Die Novemberverbrecher, das sind in der Denke der Rechtsextremen diejenigen, die zum Ende des Ersten Weltkrieges im November 1918 die Monarchie gestürzt und die parlamentarisch-demokratische Republik ausgerufen hatten. Ihnen lasten sie die Kriegsniederlage ebenso an wie die Reparationszahlungen, die Deutschland nach dem Frieden von Versailles zahlen muss. Die Hyperinflation tut ein Übriges. Sie macht mühsam Erspartes wertlos und lässt Preise etwa für Lebensmittel ins Fantastische steigen. So kostet zum Beispiel im November 1923 ein Kilogramm Roggenbrot 233 Milliarden Mark. 

In diesen politisch äußerst unruhigen Anfangsjahren der Weimarer Republik begeistert der Österreicher Hitler die Menschen mit Hetzreden. Er habe vorhandene nationalistische, antibolschewistische und antisemitische Tendenzen gezielt bedient und zwischen 1920 und 1923 zunehmend ein Massenpublikum erreicht, sagt Andreas Wirsching, der Direktor des Instituts für Zeitgeschichte (ifZ). Einflussreiche Leute auch aus Regierung und Militär vor allem in Bayern sympathisieren mit ihm, zum Beispiel Generalstaatskommissar Gustav Ritter von Kahr, der ebenfalls einen Staatsstreich plant. 

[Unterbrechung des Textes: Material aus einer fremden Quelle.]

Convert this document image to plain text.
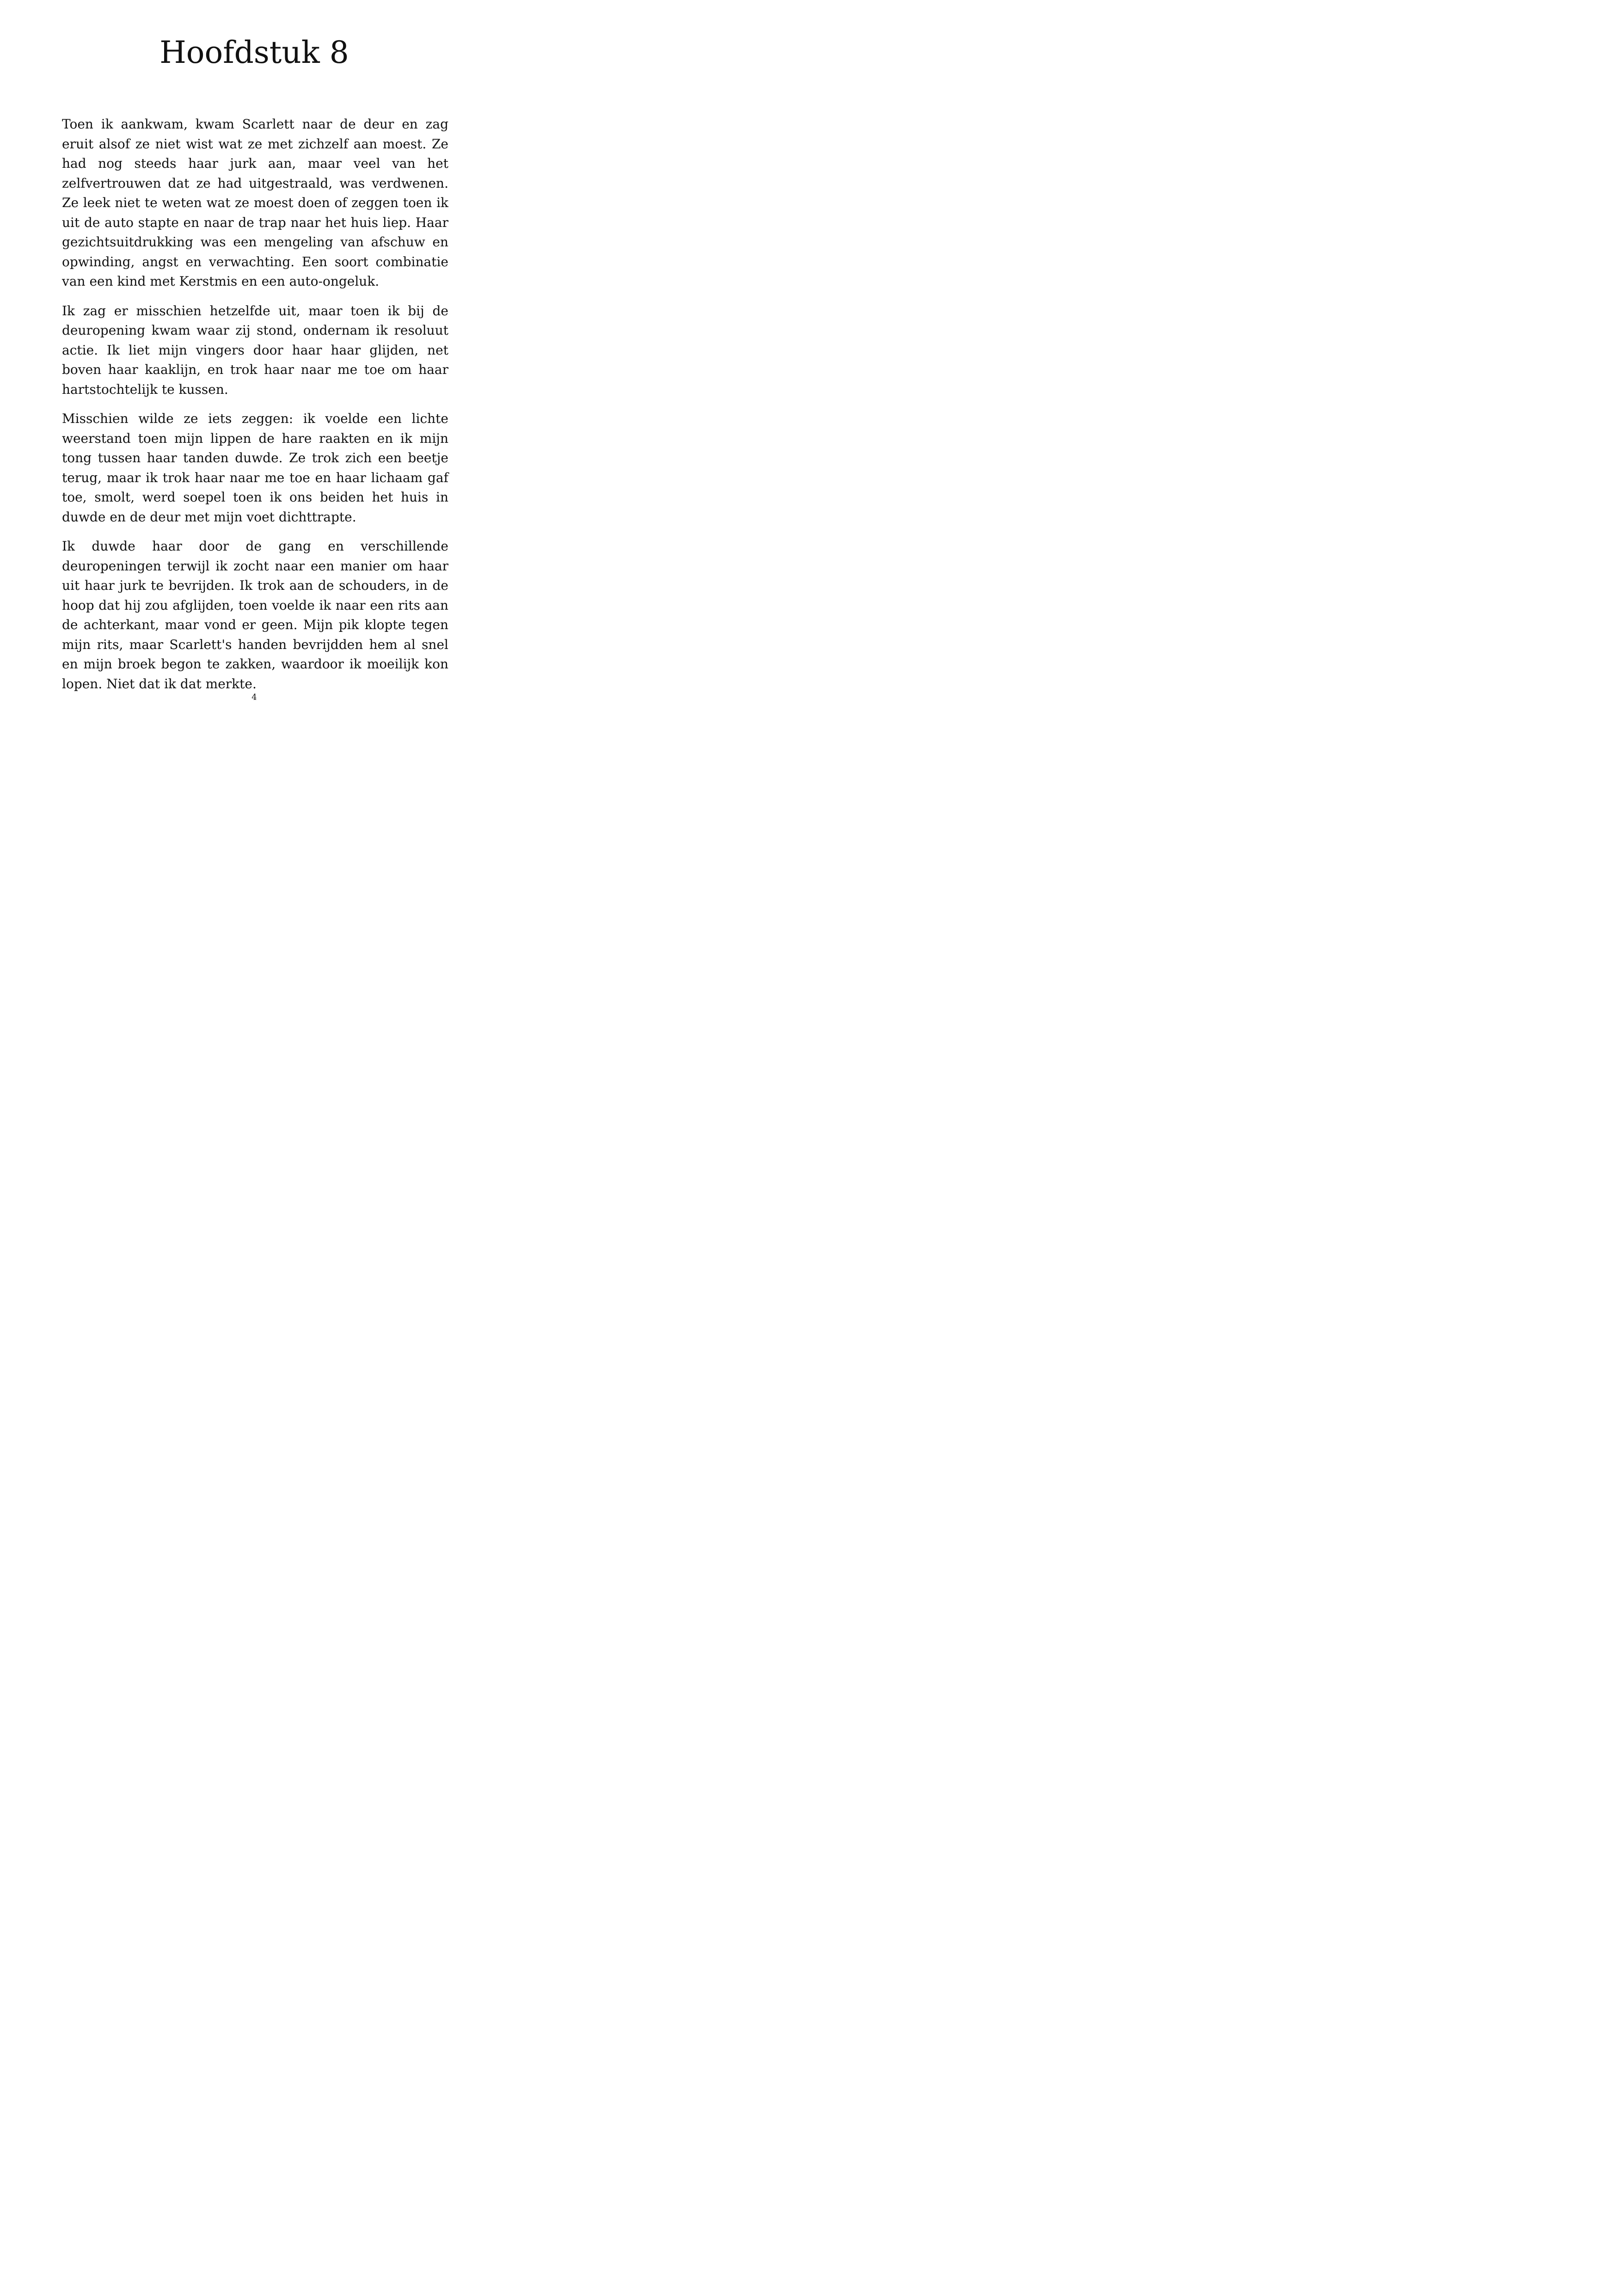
Hoofdstuk 8

Toen ik aankwam, kwam Scarlett naar de deur en zag eruit alsof ze niet wist wat ze met zichzelf aan moest. Ze had nog steeds haar jurk aan, maar veel van het zelfvertrouwen dat ze had uitgestraald, was verdwenen. Ze leek niet te weten wat ze moest doen of zeggen toen ik uit de auto stapte en naar de trap naar het huis liep. Haar gezichtsuitdrukking was een mengeling van afschuw en opwinding, angst en verwachting. Een soort combinatie van een kind met Kerstmis en een auto-ongeluk.

Ik zag er misschien hetzelfde uit, maar toen ik bij de deuropening kwam waar zij stond, ondernam ik resoluut actie. Ik liet mijn vingers door haar haar glijden, net boven haar kaaklijn, en trok haar naar me toe om haar hartstochtelijk te kussen.

Misschien wilde ze iets zeggen: ik voelde een lichte weerstand toen mijn lippen de hare raakten en ik mijn tong tussen haar tanden duwde. Ze trok zich een beetje terug, maar ik trok haar naar me toe en haar lichaam gaf toe, smolt, werd soepel toen ik ons beiden het huis in duwde en de deur met mijn voet dichttrapte.

Ik duwde haar door de gang en verschillende deuropeningen terwijl ik zocht naar een manier om haar uit haar jurk te bevrijden. Ik trok aan de schouders, in de hoop dat hij zou afglijden, toen voelde ik naar een rits aan de achterkant, maar vond er geen. Mijn pik klopte tegen mijn rits, maar Scarlett's handen bevrijdden hem al snel en mijn broek begon te zakken, waardoor ik moeilijk kon lopen. Niet dat ik dat merkte.

4
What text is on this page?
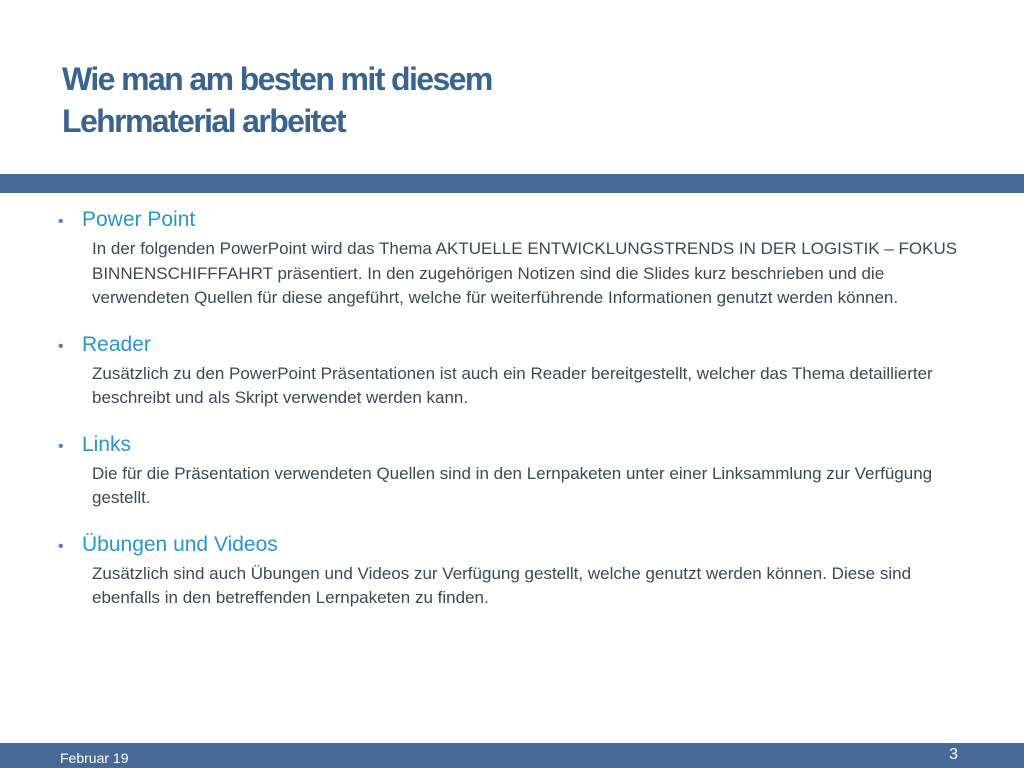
Wie man am besten mit diesem
Lehrmaterial arbeitet
• Power Point
In der folgenden PowerPoint wird das Thema AKTUELLE ENTWICKLUNGSTRENDS IN DER LOGISTIK – FOKUS BINNENSCHIFFFAHRT präsentiert. In den zugehörigen Notizen sind die Slides kurz beschrieben und die verwendeten Quellen für diese angeführt, welche für weiterführende Informationen genutzt werden können.
• Reader
Zusätzlich zu den PowerPoint Präsentationen ist auch ein Reader bereitgestellt, welcher das Thema detaillierter beschreibt und als Skript verwendet werden kann.
• Links
Die für die Präsentation verwendeten Quellen sind in den Lernpaketen unter einer Linksammlung zur Verfügung gestellt.
• Übungen und Videos
Zusätzlich sind auch Übungen und Videos zur Verfügung gestellt, welche genutzt werden können. Diese sind ebenfalls in den betreffenden Lernpaketen zu finden.
Februar 19	3
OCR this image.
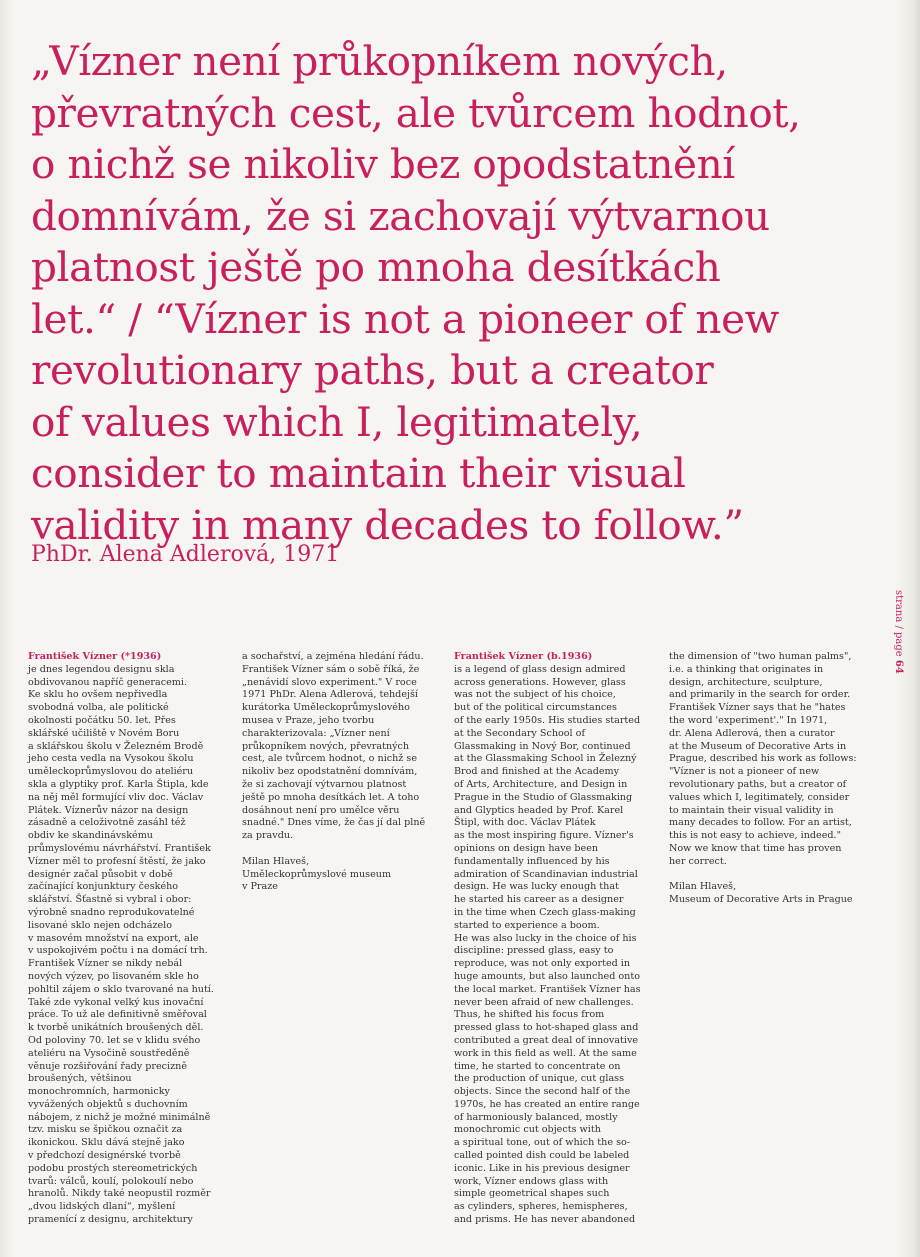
„Vízner není průkopníkem nových,
převratných cest, ale tvůrcem hodnot,
o nichž se nikoliv bez opodstatnění
domnívám, že si zachovají výtvarnou
platnost ještě po mnoha desítkách
let.“ / “Vízner is not a pioneer of new
revolutionary paths, but a creator
of values which I, legitimately,
consider to maintain their visual
validity in many decades to follow.”
PhDr. Alena Adlerová, 1971
strana / page 64
František Vízner (*1936)
je dnes legendou designu skla
obdivovanou napříč generacemi.
Ke sklu ho ovšem nepřivedla
svobodná volba, ale politické
okolnosti počátku 50. let. Přes
sklářské učiliště v Novém Boru
a sklářskou školu v Železném Brodě
jeho cesta vedla na Vysokou školu
uměleckoprůmyslovou do ateliéru
skla a glyptiky prof. Karla Štipla, kde
na něj měl formující vliv doc. Václav
Plátek. Víznerův názor na design
zásadně a celoživotně zasáhl též
obdiv ke skandinávskému
průmyslovému návrhářství. František
Vízner měl to profesní štěstí, že jako
designér začal působit v době
začínající konjunktury českého
sklářství. Šťastně si vybral i obor:
výrobně snadno reprodukovatelné
lisované sklo nejen odcházelo
v masovém množství na export, ale
v uspokojivém počtu i na domácí trh.
František Vízner se nikdy nebál
nových výzev, po lisovaném skle ho
pohltil zájem o sklo tvarované na hutí.
Také zde vykonal velký kus inovační
práce. To už ale definitivně směřoval
k tvorbě unikátních broušených děl.
Od poloviny 70. let se v klidu svého
ateliéru na Vysočině soustředěně
věnuje rozšiřování řady precizně
broušených, většinou
monochromních, harmonicky
vyvážených objektů s duchovním
nábojem, z nichž je možné minimálně
tzv. misku se špičkou označit za
ikonickou. Sklu dává stejně jako
v předchozí designérské tvorbě
podobu prostých stereometrických
tvarů: válců, koulí, polokoulí nebo
hranolů. Nikdy také neopustil rozměr
„dvou lidských dlaní“, myšlení
pramenící z designu, architektury
a sochařství, a zejména hledání řádu.
František Vízner sám o sobě říká, že
„nenávidí slovo experiment." V roce
1971 PhDr. Alena Adlerová, tehdejší
kurátorka Uměleckoprůmyslového
musea v Praze, jeho tvorbu
charakterizovala: „Vízner není
průkopníkem nových, převratných
cest, ale tvůrcem hodnot, o nichž se
nikoliv bez opodstatnění domnívám,
že si zachovají výtvarnou platnost
ještě po mnoha desítkách let. A toho
dosáhnout není pro umělce věru
snadné." Dnes víme, že čas jí dal plně
za pravdu.
Milan Hlaveš,
Uměleckoprůmyslové museum
v Praze
František Vízner (b.1936)
is a legend of glass design admired
across generations. However, glass
was not the subject of his choice,
but of the political circumstances
of the early 1950s. His studies started
at the Secondary School of
Glassmaking in Nový Bor, continued
at the Glassmaking School in Železný
Brod and finished at the Academy
of Arts, Architecture, and Design in
Prague in the Studio of Glassmaking
and Glyptics headed by Prof. Karel
Štipl, with doc. Václav Plátek
as the most inspiring figure. Vízner's
opinions on design have been
fundamentally influenced by his
admiration of Scandinavian industrial
design. He was lucky enough that
he started his career as a designer
in the time when Czech glass-making
started to experience a boom.
He was also lucky in the choice of his
discipline: pressed glass, easy to
reproduce, was not only exported in
huge amounts, but also launched onto
the local market. František Vízner has
never been afraid of new challenges.
Thus, he shifted his focus from
pressed glass to hot-shaped glass and
contributed a great deal of innovative
work in this field as well. At the same
time, he started to concentrate on
the production of unique, cut glass
objects. Since the second half of the
1970s, he has created an entire range
of harmoniously balanced, mostly
monochromic cut objects with
a spiritual tone, out of which the so-
called pointed dish could be labeled
iconic. Like in his previous designer
work, Vízner endows glass with
simple geometrical shapes such
as cylinders, spheres, hemispheres,
and prisms. He has never abandoned
the dimension of "two human palms",
i.e. a thinking that originates in
design, architecture, sculpture,
and primarily in the search for order.
František Vízner says that he "hates
the word 'experiment'." In 1971,
dr. Alena Adlerová, then a curator
at the Museum of Decorative Arts in
Prague, described his work as follows:
"Vízner is not a pioneer of new
revolutionary paths, but a creator of
values which I, legitimately, consider
to maintain their visual validity in
many decades to follow. For an artist,
this is not easy to achieve, indeed."
Now we know that time has proven
her correct.
Milan Hlaveš,
Museum of Decorative Arts in Prague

Warum gerade Bayern und München, Hitlers "Stadt der Bewegung"? "Hier gingen Nationalismus, Rassismus und bajuwarisches Sonderbewusstsein auch in Teilen der Elite eine problematische Verbindung ein", erklärt Wirsching. Hinzu kamen separatistische Tendenzen: "'Weg von Berlin' war für viele eine durchaus attraktive Parole", schreibt der Historiker Wolfgang Niess im Buch "Der Hitlerputsch 1923 - Geschichte eines Hochverrats". "Hier arbeiteten führende Vertreter der Staatsregierung und der bewaffneten Macht ganz unverhohlen auf die Errichtung einer nationalen Diktatur in Berlin hin." 

Hochverratsprozess bot Hitler Bühne

Hitler ist schneller als die anderen Verschwörer. "Hitler trieb die Sorge um, dass man nun offensichtlich ohne ihn Schritte gegen die verhasste Regierung in Berlin plante", heißt es in einem Audiobeitrag des Zentrums für Militärgeschichte und Sozialwissenschaften der Bundeswehr (ZMSBw). "Er ist nicht eingebunden, er weiß nicht genau, was da geschehen wird, und entscheidet sich dann eben, das Momentum zu nutzen", sagt darin der Historiker Peter Tauber, auf dessen Buch "Der Hitlerputsch 1923" der Beitrag beruht.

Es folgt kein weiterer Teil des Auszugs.